For L-R's, greed of course is a virtue, though it's usually couched in the euphemism "self-interest", and naturally embellished with a false, or delusional, tone of underdoggery and persecution. Then there is the other word, "unspoiled". Now I have no illusions about the state of pre-contact chiefdom societies in the Pacific, which were violent, often horribly so. But neither do I have any illusions that L-R commercialism, even in its primitive seventeenth and eighteenth century form, ameliorated these tendencies: in fact, it exacerbated them, for instance in Hawaii, where the rosewood trade actually strengthened the hand of the worst of the chieftains, and of course added the entirely new evil of over-harvesting, so much so that the trees nearly became extinct. Normal people unselfconsciously use "unspoiled" to describe nature blessedly free not of people, but of eye and soul pollution like billboards and Wal-Marts -- or a forest of stumps.

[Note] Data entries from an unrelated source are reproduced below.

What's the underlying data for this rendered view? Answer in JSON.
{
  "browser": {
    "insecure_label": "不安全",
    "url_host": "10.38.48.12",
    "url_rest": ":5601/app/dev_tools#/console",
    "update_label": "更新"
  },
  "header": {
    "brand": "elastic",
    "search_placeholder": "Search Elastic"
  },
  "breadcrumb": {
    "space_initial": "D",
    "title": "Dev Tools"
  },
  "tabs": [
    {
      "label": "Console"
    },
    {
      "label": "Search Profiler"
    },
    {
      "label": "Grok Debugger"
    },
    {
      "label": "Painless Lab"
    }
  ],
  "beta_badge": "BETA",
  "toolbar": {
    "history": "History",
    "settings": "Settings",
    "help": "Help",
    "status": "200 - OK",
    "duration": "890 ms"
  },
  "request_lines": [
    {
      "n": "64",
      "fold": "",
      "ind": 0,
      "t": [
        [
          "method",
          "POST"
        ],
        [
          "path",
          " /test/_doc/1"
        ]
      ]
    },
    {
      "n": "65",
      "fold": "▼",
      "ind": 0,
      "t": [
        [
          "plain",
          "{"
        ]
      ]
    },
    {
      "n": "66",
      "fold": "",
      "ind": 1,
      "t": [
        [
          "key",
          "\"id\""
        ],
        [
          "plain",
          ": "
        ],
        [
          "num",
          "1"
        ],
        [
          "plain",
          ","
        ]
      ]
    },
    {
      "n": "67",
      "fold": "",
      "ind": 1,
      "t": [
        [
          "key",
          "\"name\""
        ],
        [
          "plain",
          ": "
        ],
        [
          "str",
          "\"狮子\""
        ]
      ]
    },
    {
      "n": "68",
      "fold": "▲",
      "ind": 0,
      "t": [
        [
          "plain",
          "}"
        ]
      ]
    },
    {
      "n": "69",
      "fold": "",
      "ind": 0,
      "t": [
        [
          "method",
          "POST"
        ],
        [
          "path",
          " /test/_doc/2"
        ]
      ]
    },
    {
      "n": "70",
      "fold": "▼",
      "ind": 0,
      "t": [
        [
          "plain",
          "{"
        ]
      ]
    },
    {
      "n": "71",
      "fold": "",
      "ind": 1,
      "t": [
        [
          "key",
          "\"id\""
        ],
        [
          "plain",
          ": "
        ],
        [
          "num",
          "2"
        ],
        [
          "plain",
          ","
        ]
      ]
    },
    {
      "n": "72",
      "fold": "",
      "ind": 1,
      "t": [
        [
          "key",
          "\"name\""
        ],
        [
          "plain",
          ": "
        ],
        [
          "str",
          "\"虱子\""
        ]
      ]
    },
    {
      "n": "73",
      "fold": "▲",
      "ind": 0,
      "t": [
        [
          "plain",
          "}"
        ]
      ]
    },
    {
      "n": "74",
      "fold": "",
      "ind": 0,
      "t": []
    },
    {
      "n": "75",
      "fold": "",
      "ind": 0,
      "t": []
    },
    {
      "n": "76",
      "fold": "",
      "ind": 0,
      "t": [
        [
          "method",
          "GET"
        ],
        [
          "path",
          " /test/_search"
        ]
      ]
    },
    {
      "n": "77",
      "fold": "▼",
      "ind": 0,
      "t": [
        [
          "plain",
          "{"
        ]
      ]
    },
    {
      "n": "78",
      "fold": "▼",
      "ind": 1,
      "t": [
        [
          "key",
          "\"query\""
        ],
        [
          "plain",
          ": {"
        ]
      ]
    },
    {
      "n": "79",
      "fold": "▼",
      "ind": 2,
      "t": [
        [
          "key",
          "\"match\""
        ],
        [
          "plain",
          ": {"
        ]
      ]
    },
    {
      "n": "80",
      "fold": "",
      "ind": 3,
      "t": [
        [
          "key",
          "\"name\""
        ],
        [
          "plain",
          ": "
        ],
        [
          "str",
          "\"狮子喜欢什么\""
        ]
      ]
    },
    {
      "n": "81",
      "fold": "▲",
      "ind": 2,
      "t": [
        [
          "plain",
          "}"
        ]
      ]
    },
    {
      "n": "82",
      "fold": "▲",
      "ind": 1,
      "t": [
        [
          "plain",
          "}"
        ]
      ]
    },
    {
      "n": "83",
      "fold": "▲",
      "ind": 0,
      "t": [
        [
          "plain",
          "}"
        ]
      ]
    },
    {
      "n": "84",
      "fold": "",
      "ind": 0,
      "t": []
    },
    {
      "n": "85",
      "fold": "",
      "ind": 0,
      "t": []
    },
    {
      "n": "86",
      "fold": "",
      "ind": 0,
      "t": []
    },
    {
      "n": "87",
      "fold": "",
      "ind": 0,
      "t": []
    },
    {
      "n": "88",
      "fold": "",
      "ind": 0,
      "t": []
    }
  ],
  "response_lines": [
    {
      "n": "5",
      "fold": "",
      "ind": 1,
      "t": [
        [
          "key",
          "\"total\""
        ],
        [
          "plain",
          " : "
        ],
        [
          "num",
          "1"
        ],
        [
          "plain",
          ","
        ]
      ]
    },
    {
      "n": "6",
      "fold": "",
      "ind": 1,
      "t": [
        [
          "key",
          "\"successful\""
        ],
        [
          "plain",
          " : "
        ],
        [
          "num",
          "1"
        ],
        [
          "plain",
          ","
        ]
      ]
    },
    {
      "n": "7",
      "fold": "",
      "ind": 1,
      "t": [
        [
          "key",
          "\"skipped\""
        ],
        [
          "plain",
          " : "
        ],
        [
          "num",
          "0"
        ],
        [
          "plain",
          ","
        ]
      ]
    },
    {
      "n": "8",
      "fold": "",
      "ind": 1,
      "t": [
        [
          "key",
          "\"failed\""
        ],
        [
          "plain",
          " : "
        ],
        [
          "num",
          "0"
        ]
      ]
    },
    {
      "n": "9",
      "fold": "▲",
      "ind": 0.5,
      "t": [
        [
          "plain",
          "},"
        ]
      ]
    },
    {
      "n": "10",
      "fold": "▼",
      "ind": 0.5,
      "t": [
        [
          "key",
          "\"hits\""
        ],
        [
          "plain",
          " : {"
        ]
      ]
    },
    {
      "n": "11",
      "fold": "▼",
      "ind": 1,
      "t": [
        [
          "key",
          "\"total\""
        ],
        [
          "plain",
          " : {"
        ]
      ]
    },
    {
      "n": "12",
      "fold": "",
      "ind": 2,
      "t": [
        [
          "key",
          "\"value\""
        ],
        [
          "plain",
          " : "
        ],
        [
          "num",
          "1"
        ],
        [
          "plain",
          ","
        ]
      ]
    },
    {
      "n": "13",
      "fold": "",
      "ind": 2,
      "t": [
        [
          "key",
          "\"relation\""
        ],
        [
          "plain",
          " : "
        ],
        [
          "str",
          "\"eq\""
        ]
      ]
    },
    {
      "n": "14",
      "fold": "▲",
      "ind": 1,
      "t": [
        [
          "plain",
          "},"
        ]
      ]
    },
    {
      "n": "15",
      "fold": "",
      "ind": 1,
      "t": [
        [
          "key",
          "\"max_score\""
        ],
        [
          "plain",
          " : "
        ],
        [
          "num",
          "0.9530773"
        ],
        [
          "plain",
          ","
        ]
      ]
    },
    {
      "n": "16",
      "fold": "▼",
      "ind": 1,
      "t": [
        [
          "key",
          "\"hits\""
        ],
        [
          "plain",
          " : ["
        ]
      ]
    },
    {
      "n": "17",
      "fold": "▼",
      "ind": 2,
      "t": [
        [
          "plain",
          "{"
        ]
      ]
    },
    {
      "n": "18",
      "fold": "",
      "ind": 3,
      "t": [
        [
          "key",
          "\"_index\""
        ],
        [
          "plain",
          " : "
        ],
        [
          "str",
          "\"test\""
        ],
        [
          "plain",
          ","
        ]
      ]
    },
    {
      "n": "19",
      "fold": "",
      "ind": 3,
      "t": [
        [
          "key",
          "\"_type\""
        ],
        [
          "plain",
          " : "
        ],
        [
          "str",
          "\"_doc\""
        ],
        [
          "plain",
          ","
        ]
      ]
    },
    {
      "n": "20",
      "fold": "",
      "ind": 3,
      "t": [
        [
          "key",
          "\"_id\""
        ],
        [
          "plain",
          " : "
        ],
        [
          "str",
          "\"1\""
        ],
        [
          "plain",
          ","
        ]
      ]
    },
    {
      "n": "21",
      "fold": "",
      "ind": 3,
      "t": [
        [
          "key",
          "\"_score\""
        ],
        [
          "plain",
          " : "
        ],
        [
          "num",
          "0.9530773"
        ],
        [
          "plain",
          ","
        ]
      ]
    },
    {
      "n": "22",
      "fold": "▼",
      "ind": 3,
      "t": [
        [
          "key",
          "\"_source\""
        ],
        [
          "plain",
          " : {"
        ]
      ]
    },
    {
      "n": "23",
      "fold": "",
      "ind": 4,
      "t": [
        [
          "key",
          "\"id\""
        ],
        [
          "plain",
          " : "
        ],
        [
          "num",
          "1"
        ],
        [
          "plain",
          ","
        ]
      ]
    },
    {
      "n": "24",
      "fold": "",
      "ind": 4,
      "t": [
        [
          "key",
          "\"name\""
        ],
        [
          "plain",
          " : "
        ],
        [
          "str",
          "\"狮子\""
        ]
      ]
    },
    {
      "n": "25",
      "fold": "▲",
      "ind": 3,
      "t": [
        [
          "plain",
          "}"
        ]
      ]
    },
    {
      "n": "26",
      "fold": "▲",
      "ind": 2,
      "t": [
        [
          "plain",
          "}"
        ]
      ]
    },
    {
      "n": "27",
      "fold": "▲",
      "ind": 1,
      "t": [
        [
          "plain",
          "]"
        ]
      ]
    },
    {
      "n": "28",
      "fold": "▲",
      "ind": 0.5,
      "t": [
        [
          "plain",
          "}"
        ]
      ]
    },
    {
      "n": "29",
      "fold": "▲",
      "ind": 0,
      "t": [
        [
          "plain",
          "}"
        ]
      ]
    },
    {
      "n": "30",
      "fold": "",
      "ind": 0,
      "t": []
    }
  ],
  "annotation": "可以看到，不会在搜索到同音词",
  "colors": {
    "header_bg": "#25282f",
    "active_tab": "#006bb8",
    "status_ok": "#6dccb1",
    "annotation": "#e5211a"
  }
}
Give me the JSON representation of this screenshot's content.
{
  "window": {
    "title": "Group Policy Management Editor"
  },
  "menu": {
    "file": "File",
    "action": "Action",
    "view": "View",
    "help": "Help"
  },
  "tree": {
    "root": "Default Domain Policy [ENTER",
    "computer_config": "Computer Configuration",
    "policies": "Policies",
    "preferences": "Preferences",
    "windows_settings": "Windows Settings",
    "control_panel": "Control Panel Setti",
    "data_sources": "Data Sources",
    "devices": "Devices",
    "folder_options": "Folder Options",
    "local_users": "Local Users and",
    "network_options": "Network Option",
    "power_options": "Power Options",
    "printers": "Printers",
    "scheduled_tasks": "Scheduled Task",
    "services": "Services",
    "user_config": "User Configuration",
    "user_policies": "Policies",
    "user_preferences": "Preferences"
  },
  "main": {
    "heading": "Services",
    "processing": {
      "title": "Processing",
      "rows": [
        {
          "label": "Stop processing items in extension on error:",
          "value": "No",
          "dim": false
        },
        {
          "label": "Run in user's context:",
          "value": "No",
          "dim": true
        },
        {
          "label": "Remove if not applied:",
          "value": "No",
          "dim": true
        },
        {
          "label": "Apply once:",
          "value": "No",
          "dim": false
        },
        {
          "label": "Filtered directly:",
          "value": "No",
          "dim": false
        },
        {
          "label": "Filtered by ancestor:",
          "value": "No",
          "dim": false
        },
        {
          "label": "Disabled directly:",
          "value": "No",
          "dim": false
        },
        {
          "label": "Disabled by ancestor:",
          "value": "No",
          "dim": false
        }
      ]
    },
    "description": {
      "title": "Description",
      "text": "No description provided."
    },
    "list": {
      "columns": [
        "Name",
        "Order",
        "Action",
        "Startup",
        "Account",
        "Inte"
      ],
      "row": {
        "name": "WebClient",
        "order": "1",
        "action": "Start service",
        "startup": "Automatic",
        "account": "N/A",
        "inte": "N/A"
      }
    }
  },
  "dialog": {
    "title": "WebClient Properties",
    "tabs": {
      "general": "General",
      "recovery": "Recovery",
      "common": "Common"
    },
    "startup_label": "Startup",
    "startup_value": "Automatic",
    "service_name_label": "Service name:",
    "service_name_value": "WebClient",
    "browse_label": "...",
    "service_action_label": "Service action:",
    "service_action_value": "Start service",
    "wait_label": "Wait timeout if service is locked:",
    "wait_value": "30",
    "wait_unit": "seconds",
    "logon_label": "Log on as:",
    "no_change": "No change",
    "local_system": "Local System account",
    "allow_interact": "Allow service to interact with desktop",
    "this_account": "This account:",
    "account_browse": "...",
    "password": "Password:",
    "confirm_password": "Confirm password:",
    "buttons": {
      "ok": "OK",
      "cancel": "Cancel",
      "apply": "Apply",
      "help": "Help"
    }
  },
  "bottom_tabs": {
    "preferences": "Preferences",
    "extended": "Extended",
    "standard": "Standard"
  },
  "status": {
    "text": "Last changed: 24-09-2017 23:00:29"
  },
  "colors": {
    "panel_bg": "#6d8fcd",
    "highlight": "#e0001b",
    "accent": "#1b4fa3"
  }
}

If it seems that I have deviated from my point, I have not. Notice that the reviewer, echoing the common view, at least acknowledges the loss suffered by nature and natives, and that there is obviously something polluting and destructive in the concept of rampant commercialism. On the other hand, L-R's -- especially the latter -- assume, with a self-righteousness that would do Falwell justice, that their anti-nature, commercialism uber alles philosophy is always a wholesale good (though neo-libs are refined enough to acknowledge initial difficulties, hence their coinage of the eupehmism "shock-therapy"), is superior to that which it conquers, be it the indigenous populace, political institutions, or nature itself. Show them a beautiful view and they will immediately plan on "development" (just as they will, when presented with an economically-closed country that has acted with self-determination and loyalty to its own citizens first and foremost, immediately fumble with the locks, using tools like the WTO and diplomatic billyclubs, and then, of course, guns and "Free Trade Agreements"), while normal people might just want to save it as is. Normal people are not anti-human, neither are they necessarily hippie communists, nor are they, necessarily, "spiritual". What they are is, in Star Trek parlance, anti-Borg, and when they consider that most of the world is polluted both literally and aesthetically by crassness and greed, wish to save at least some things, places, and, yes, people from being unwillingly assimilated -- through coercion, bribery, or outright conquest -- into the hive-culture.

--Bonus link, tangentally related to the post: Apparently, these people made it through the tsunami, and good for them and their society. Of course there are no demolished tourist traps to mourn over, so Randians can easily refrain from pity. Via Hyperion Court.

*Made a quick revision to smooth my argument.